At a joint press briefing with French President Emmanuel Macron in Paris last Sunday, Australian Prime Minister Malcolm Turnbull hailed his country’s acquisition of French-designed submarines as “the largest and most ambitious military project in Australia’s history”. Canberra’s US$38.5 billion Future Submarine Program continues to prove a contentious issue domestically, however, all the more so after Tony Abbott – Turnbull’s predecessor – called for the Royal Australian Navy to be equipped with an underwater nuclear deterrent.
Speaking at the Centre for Independent Studies in Sydney on June 29, Abbott said the current Australian submarine program – which he had contributed to launching when in office as prime minister – needed a revision. He believes Turnbull’s cabinet should shift the focus away from in-country construction of diesel-electric submarines to the purchase of off-the-shelf nuclear vessels from US, British or French manufacturers.
In April 2016, French shipbuilder DCNS (rebranded as Naval Group last month) won the tender to design and build 12 diesel-electric submarines for Australia. The Shortfin Barracuda will be a completely new platform based on the French defense company’s nuclear-powered Barracuda class.
Intra-party politicking was probably behind Abbott’s attack on the submarine policy of the Turnbull administration. But despite all the political posturing within the country’s liberal-conservative ruling majority, his tirade has ended up reviving the debate on the modernization of Australia’s underwater forces.
Lagging behind in submarine warfare
According to Abbott, the pace of Australia’s naval buildup is too slow, with the first Shortfin Barracuda not expected to enter service until the early 2030s. In his view, the country needs nuclear-powered submarines that do not require large modifications and can be commissioned swiftly.
Abbott’s suggestion derives from the assumption that while the security environment in the western Pacific is rapidly deteriorating, the Australian navy is not ready – and will not be for more than a decade – to compete with the naval power of potential enemies such as China and Russia.
The navy now has six Collins-class conventional submarines with a cruising speed of just 10 knots, while the new Shortfin Barracuda could reach 20 knots at most. Abbott pointed out that a nuclear-powered vessel could travel at nearly 40 knots underwater and reach geopolitical hot spots like the South China Sea – through which more than 50% of Australia’s trade passes – more quickly.
In Abbott’s opinion, Australia is being left behind in submarine warfare in the Indo-Pacific region. The Chinese navy can operate 67 submarines, of which nine are nuclear-powered, and the Russian Pacific Fleet has 24 subs, including 11 nuclear vessels. What’s more, Indonesia, Singapore, India and Vietnam are all expanding their underwater forces, while South Korea has 14 submarines and Japan 19.

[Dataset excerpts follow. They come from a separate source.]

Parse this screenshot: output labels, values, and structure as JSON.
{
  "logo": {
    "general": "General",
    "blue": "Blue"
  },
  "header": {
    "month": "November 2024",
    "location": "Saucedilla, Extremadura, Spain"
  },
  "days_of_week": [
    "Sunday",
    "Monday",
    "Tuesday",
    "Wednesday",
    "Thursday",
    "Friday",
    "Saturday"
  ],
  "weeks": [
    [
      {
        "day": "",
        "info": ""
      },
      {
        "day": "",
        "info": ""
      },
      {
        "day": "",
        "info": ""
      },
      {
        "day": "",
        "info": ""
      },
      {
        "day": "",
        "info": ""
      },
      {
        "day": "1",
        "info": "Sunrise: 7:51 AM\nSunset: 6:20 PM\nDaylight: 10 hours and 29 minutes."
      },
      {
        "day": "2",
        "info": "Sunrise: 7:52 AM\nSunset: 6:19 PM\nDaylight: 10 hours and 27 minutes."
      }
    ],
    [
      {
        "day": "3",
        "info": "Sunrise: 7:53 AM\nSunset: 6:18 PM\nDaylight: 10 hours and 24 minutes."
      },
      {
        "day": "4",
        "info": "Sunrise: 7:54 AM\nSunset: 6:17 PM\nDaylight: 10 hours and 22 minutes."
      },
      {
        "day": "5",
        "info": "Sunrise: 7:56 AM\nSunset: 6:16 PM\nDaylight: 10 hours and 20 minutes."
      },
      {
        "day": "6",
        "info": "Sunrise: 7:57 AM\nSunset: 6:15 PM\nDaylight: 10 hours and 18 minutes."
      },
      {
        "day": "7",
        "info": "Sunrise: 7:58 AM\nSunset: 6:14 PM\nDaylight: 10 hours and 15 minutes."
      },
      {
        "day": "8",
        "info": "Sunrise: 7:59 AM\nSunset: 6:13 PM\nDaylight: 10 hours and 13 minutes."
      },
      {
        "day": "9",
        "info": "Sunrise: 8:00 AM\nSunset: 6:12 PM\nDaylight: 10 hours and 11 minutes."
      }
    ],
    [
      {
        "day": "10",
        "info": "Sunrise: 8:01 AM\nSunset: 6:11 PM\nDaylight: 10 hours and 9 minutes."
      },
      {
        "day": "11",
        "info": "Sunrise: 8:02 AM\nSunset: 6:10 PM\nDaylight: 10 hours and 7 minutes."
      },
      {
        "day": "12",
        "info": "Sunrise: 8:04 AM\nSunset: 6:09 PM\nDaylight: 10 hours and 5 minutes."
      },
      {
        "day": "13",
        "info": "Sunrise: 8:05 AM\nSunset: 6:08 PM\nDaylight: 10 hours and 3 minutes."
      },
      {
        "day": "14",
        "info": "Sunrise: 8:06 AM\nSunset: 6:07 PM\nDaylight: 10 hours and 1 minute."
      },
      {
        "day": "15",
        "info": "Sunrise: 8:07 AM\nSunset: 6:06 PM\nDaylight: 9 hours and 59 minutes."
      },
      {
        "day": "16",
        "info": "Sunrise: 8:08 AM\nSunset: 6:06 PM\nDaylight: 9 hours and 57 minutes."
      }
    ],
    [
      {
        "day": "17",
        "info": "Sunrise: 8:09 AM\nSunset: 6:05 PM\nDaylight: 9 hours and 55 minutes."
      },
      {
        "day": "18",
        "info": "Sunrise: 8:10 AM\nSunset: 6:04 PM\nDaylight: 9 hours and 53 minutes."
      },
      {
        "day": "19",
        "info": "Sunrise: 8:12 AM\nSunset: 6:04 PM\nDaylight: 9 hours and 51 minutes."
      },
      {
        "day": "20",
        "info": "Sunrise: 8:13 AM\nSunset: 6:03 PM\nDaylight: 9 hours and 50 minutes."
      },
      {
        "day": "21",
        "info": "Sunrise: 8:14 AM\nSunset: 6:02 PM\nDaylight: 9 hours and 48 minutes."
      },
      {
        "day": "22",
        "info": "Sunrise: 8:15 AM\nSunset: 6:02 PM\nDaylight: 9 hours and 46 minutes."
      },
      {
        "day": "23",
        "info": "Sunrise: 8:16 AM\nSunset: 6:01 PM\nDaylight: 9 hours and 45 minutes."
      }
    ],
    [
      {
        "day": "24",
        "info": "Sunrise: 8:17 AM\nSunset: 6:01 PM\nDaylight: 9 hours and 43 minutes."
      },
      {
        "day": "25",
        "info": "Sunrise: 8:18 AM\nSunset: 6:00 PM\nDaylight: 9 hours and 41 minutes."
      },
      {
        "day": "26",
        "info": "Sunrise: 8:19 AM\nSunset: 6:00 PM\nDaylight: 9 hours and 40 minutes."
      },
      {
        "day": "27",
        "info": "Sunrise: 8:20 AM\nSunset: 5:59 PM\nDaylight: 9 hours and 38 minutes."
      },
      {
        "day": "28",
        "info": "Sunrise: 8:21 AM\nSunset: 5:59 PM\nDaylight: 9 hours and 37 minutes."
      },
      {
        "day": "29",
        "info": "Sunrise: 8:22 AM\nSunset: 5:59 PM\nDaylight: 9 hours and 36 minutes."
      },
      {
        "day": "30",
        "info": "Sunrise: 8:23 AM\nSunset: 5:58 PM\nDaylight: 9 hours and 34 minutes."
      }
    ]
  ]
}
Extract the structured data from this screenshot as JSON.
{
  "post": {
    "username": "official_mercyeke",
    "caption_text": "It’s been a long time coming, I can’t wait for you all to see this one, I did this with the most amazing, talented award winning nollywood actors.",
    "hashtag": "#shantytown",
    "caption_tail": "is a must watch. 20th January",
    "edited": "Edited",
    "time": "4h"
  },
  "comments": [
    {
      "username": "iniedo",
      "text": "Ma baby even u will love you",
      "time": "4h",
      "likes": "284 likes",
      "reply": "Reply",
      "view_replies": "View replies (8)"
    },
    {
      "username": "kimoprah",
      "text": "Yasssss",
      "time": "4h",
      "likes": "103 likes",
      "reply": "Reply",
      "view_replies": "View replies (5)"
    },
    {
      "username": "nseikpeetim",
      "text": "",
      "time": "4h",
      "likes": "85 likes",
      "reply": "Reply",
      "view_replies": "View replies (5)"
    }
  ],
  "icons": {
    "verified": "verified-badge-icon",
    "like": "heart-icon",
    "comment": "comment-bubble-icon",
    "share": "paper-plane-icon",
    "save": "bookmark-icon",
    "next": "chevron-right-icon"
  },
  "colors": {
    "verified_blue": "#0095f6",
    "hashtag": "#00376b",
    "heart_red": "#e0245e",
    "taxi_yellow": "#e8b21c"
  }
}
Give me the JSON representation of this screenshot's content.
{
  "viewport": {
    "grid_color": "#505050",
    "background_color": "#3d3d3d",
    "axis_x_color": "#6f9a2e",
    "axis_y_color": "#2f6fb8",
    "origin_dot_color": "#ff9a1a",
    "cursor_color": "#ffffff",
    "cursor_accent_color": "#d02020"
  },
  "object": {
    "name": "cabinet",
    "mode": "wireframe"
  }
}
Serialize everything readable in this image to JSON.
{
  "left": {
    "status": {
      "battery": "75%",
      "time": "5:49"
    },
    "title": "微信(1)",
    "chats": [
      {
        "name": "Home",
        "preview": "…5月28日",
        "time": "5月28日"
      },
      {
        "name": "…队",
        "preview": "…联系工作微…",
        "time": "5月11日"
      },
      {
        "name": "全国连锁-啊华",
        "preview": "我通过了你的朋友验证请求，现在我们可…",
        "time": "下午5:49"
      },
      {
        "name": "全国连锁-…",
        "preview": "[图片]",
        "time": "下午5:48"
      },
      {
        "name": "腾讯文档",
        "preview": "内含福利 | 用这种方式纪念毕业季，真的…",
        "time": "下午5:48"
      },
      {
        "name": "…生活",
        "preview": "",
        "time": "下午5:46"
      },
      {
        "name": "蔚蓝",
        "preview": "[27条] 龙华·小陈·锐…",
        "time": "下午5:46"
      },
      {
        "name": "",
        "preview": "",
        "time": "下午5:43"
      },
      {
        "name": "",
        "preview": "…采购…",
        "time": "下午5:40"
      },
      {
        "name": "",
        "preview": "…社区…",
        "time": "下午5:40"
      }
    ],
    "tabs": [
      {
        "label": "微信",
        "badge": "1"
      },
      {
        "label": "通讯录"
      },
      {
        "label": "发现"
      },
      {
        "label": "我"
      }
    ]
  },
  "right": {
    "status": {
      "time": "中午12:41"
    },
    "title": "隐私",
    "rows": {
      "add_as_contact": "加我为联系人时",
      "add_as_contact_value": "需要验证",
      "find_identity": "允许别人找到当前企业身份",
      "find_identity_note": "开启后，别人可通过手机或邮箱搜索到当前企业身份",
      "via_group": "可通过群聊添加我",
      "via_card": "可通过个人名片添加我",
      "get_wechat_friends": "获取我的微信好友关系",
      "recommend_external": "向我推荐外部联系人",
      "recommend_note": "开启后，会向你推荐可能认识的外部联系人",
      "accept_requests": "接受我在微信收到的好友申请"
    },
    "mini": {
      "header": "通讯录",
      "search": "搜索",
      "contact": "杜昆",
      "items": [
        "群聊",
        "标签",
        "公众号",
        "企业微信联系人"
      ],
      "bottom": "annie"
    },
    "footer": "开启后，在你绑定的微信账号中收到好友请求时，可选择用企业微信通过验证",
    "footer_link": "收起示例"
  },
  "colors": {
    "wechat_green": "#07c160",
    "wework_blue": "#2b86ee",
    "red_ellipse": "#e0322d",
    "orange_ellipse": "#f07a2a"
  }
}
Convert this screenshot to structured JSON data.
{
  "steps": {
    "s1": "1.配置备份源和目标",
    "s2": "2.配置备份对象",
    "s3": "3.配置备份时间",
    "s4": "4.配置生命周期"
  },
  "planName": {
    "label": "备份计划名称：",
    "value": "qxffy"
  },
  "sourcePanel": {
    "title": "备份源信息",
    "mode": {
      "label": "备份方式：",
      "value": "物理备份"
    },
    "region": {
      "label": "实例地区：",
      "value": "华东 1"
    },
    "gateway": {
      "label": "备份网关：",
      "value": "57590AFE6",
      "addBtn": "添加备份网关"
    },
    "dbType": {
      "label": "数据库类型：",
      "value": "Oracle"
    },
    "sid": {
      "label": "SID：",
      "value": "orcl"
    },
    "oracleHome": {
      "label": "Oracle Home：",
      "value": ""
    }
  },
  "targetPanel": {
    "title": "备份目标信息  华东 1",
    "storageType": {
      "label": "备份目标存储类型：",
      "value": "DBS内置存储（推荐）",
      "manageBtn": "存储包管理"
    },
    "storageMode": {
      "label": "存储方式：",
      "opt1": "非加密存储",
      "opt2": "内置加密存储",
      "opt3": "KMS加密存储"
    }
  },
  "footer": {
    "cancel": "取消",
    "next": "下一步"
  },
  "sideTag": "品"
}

Further, Naval Group’s recent declaration that it will not stick to the original pledge of doing 90% of the Shortfin Barracuda production work in South Australia has raised further doubts over Canberra’s submarine program. Abbott is particularly critical of the government’s decision to subordinate the country’s naval reinforcement to the inclusion of Australian companies in the process.
Improving interoperability with Washington
Naval Group and Canberra have never talked about nuclear submarines, Brent Clark, chief executive of the French defense producer’s Australian branch, told the Defence Connect website last week.
In the wake of Abbott’s speech in Sidney, Australian Defense Minister Marise Payne said her country did not have the hardware and personnel required to realize nuclear submarines. She added that Canberra did not have the competences and infrastructure to operate, sustain and maintain nuclear vessels.
To deal with the country’s logistical and technical gap in the nuclear sector, Abbott had proposed buying nuclear submarines from foreign suppliers and stationing them in Guam. Payne rejected that idea, stressing that such a move would put Australia’s sovereignty at risk.
Abbott argues that Australia’s naval forces cannot operate without nuclear submarines. In contrast, the government in Canberra is persuaded that 12 modified Barracuda submarines would be sufficient to boost the navy’s ability to deter potential foreign intrusions and foster combined military deterrence with the United States, Japan and South Korea in the western Pacific.
The bottom line is that a bunch of nuclear vessels would not turn Canberra into a maritime challenger of Beijing. Turnbull and his cabinet appear to understand this while trying to improve naval interoperability with Washington and other allies in the region. Shortfin Barracuda submarines supplied with the Lockheed Martin combat system will doubtless serve this purpose.